Spaying or neutering a cat or dog is more affordable than the cost of caring for a litter of animals. Despite popular belief, spaying or neutering will not make pets fat – but overfeeding and lack of exercise will. And spayed and neutered pets are healthier and have fewer behavioral problems.
- Spayed female pets generally live longer lives because they are less likely to get uterine infections and breast tumors, which are cancerous in about half of dogs and nearly all cats. Because spayed animals won’t go into heat, they don’t yowl as much and won’t urinate as excessively as unaltered pets.
- Neutered male pets are protected against testicular cancer and some prostate problems. They are also less likely to wander away from home. And they may be better mannered. For example, aggression problems and tendencies to mount other animals, objects or people are less frequent in neutered animals.

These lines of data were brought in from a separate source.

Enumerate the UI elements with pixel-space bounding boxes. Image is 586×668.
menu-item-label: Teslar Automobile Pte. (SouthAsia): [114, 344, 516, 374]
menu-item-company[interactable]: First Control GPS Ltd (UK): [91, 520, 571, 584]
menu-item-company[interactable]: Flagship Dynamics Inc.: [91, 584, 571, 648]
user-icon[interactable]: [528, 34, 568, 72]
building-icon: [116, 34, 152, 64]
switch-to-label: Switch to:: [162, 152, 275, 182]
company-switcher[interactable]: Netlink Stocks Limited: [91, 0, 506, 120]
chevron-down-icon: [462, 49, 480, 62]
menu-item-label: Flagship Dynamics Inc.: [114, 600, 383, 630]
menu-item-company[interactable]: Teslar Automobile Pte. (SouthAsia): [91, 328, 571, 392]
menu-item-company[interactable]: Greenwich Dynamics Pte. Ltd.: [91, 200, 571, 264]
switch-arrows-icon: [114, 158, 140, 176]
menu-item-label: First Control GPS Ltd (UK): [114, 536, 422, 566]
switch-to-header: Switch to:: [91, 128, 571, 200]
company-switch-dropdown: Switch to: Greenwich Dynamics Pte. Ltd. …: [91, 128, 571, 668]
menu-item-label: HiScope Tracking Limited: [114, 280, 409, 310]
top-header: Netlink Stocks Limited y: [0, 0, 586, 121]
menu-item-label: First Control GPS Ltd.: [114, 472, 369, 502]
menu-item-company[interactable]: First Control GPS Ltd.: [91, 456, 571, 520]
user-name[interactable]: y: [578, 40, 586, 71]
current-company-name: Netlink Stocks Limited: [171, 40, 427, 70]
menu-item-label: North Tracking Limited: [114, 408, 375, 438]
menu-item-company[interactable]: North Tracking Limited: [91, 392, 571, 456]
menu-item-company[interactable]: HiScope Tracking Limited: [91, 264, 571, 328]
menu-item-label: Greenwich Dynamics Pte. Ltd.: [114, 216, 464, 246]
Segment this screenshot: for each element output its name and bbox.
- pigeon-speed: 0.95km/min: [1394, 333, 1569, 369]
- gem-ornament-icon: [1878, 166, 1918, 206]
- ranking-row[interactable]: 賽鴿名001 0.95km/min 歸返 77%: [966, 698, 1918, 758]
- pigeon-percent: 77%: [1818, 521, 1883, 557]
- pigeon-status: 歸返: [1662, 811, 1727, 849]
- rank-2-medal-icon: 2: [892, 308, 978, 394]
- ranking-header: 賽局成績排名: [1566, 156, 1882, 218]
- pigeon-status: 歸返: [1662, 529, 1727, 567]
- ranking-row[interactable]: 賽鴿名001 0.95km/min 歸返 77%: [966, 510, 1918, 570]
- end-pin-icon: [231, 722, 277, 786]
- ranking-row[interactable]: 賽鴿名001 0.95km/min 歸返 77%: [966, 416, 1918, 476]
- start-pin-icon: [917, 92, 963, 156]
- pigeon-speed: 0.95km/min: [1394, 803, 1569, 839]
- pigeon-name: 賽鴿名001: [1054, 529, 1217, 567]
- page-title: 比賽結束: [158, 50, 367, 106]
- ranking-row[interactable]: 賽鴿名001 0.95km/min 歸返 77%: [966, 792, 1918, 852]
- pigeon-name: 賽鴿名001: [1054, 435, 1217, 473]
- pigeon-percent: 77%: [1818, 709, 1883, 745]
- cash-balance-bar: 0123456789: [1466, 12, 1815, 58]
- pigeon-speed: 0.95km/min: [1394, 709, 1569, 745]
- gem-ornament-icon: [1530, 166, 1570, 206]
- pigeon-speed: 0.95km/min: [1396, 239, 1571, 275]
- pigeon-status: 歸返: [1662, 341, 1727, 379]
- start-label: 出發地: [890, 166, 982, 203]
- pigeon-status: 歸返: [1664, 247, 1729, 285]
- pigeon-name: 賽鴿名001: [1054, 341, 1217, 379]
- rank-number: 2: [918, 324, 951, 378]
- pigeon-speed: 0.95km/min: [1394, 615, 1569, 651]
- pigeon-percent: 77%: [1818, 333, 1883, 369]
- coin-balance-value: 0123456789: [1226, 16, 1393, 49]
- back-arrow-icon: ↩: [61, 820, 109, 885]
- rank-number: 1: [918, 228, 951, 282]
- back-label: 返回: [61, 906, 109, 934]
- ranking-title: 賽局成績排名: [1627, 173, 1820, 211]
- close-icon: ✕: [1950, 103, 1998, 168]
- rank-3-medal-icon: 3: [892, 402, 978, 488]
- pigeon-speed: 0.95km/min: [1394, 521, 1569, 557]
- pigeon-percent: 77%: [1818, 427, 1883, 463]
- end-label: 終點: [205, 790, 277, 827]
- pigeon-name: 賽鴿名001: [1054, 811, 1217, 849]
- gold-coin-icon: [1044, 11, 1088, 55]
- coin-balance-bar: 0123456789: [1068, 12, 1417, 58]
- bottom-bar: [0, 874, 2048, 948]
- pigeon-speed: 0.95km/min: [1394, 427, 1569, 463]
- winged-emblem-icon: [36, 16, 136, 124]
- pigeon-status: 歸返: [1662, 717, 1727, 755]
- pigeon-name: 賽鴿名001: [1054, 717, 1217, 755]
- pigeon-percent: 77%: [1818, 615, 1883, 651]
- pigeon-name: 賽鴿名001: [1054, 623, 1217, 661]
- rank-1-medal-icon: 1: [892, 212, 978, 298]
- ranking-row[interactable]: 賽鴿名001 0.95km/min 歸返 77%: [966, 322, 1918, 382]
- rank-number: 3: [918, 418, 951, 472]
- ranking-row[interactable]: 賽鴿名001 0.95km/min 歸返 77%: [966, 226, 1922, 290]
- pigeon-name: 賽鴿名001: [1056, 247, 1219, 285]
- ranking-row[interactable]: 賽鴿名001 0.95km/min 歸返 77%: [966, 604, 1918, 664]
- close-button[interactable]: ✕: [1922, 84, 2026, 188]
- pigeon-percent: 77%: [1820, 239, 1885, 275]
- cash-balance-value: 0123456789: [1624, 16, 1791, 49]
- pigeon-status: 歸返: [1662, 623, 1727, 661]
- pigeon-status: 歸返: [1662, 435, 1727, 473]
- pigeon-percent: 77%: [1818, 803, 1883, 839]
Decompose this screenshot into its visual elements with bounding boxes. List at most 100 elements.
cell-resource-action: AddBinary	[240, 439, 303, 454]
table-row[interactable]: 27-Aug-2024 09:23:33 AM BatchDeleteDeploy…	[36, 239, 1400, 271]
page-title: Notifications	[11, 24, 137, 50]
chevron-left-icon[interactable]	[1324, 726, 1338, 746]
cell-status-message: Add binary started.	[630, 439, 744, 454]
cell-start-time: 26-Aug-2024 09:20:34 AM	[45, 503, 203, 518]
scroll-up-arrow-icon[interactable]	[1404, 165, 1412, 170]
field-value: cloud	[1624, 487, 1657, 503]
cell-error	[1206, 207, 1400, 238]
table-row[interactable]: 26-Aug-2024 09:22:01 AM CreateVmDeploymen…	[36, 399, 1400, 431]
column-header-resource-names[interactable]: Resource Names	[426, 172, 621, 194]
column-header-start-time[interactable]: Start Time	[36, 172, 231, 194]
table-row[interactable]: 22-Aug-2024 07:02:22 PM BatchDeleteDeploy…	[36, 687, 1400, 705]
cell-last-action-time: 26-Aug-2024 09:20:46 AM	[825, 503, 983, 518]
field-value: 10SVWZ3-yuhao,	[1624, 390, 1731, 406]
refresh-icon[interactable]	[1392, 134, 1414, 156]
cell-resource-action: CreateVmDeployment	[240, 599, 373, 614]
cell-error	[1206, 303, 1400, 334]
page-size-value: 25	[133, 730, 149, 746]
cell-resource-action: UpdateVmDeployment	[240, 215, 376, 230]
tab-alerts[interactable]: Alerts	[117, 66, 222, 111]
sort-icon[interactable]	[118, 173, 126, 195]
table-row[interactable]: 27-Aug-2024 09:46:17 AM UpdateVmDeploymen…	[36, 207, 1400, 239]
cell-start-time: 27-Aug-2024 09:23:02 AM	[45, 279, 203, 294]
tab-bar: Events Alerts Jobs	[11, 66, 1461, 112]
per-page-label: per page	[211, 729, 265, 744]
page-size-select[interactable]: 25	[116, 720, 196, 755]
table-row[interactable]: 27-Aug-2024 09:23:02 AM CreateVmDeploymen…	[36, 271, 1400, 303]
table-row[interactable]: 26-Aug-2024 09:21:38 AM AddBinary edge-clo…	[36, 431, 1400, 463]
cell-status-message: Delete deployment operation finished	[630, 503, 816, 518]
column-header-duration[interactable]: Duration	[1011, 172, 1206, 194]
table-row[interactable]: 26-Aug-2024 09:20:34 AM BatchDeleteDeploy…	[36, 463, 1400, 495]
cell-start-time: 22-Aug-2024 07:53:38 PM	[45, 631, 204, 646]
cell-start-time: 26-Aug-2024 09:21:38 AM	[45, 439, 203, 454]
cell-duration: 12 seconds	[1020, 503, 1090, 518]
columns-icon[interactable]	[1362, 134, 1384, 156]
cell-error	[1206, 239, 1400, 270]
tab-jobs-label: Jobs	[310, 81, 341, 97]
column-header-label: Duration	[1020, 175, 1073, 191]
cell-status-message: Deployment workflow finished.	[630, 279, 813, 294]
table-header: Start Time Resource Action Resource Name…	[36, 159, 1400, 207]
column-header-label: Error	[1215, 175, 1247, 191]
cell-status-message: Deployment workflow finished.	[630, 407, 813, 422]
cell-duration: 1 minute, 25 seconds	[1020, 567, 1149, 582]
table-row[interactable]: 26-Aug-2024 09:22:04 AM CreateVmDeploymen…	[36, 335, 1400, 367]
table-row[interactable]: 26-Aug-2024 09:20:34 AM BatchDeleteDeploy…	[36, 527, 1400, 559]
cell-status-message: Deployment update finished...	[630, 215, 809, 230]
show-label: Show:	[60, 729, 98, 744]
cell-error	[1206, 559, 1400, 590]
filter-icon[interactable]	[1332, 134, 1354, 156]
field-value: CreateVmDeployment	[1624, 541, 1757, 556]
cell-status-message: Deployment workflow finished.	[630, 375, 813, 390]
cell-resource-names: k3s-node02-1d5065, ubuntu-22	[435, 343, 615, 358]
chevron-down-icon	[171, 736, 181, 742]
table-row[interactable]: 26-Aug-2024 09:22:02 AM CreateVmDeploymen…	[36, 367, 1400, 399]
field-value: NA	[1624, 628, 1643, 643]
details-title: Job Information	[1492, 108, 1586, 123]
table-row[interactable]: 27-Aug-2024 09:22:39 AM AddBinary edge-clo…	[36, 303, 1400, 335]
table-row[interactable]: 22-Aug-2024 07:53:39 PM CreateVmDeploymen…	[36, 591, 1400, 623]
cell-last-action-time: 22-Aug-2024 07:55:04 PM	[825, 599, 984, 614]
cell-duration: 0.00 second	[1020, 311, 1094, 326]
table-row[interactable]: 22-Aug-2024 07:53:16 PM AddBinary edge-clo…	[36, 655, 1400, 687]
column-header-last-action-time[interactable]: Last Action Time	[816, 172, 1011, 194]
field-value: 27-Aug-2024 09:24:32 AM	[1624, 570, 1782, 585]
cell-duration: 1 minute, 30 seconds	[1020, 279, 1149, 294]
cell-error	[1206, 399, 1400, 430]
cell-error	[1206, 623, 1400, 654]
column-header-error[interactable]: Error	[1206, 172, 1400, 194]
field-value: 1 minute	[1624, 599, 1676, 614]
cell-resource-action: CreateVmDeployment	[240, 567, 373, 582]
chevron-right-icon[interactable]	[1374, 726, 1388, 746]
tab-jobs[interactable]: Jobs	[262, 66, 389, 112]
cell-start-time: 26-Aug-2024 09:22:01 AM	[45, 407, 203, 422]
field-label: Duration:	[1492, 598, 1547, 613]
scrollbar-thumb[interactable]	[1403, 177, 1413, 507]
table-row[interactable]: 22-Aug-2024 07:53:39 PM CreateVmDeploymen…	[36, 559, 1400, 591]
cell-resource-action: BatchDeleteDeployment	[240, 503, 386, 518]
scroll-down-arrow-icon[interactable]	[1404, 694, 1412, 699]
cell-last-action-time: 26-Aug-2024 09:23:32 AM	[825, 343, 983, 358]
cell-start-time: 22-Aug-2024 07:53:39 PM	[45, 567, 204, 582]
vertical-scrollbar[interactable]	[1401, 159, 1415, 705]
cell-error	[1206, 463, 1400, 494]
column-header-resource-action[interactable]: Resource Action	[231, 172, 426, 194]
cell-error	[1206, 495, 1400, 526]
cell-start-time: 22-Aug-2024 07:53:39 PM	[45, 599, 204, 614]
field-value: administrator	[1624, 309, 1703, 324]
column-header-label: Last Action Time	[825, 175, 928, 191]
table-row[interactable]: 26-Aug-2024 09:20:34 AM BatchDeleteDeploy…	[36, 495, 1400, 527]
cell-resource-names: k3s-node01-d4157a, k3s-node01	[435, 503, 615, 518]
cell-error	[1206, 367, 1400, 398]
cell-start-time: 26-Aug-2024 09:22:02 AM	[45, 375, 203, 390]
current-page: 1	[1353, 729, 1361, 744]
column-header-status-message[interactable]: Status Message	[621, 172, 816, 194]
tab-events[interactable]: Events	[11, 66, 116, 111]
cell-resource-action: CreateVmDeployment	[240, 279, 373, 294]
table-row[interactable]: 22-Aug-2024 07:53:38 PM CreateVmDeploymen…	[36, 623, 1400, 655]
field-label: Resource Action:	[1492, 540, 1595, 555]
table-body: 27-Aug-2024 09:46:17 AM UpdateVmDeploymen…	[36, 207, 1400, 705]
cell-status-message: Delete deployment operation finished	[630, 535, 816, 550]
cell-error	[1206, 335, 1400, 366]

Healthy puppies can have the surgery as young as eight weeks, but many vets recommend spaying or neutering dogs between five and nine months of age. Older dogs can also have the surgery, but have a slightly higher risk of complications, particularly if they are overweight or have existing health problems.
Cats come in to heat as early as 4 to 6 months of age, so spaying them early – ideally between two and five months of age – is best to prevent unwanted pregnancies. However, they too can be spayed well into adulthood, even if they are in heat. If there are outdoor, stray or feral cats in your neighborhood, remember that spaying or neutering just one of them could reduce the number of cats by 420,000 in 7 years!
For the health and wellbeing of dogs, cats and our county, please talk to your veterinarian about spaying or neutering the animals in your life.